Collaboration is the key to success
The Metaverse economy is predicted to reach over $824 billion by 2030. Organisations investing in this technology now are the ones that will win the initial innovation race. However, the Metaverse can only achieve its full potential if organisations work together to create an open, secure, ecologically sustainable and all-inclusive environment that encourages innovation and translates into value for everyone involved. This will require heavy investment and technology adaptation, sophisticated content creation tools and large servers in order to maintain the stability of the system and create a truly immersive experience.
For this reason alone, the Metaverse can never be solely owned by one person or organisation, and initiatives such as the Metaverse Standards Forum should help drive industry standards of cooperation and openness. Long gone are the days when technology start-ups were able to break through and build their empires on their own. As we move from the 5G to the 6G era, digital transformation will take over every industry through technology collaborations and digital-physical fusion ecosystems.

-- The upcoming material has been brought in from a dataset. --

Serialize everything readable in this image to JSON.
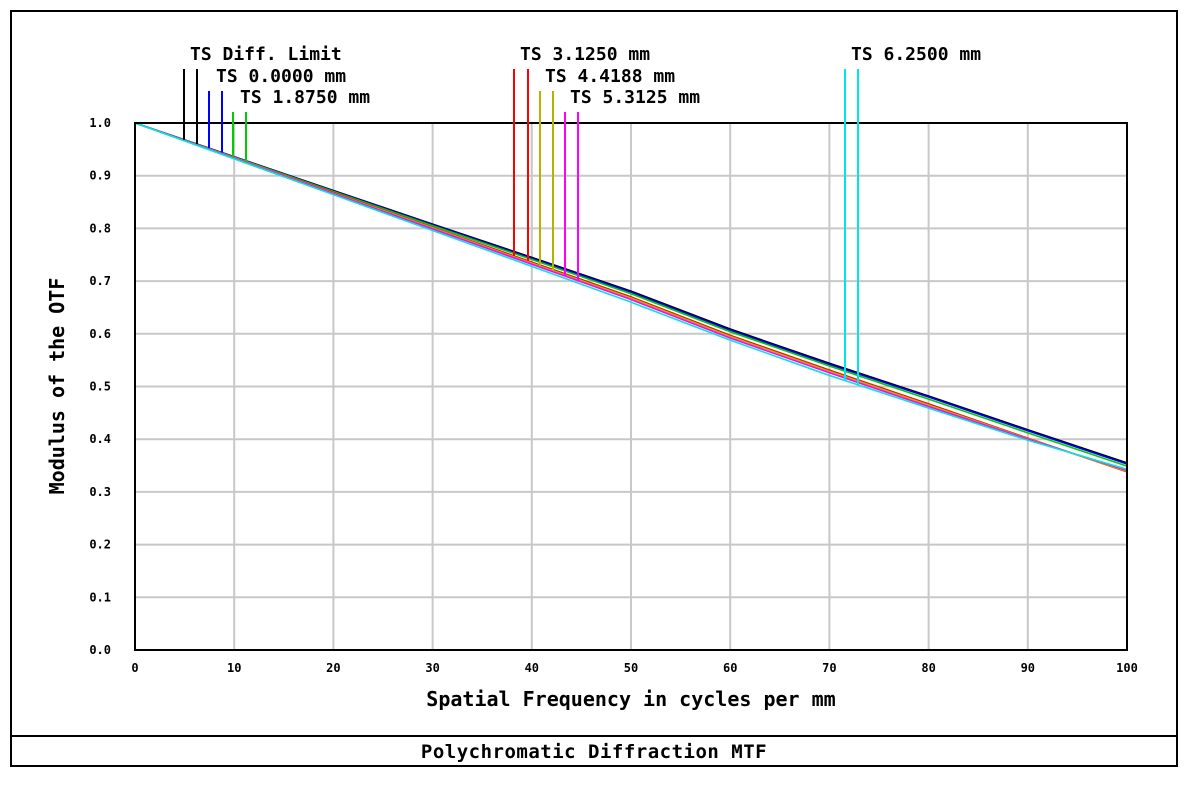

By 2030, everything taking place in the digital world will affect the physical one and vice versa, and every physical object that can be linked to the digital world will be connected. Whilst many consumers will be looking at Metaverse as a new means to join communities and engaging activities, businesses and entire nations will be using the Industrial and Enterprise Metaverse to boost innovation, collaboration and economy, as well as to create safer and simpler ways of operating highly complex technologies. This is where the Metaverse really does become exciting.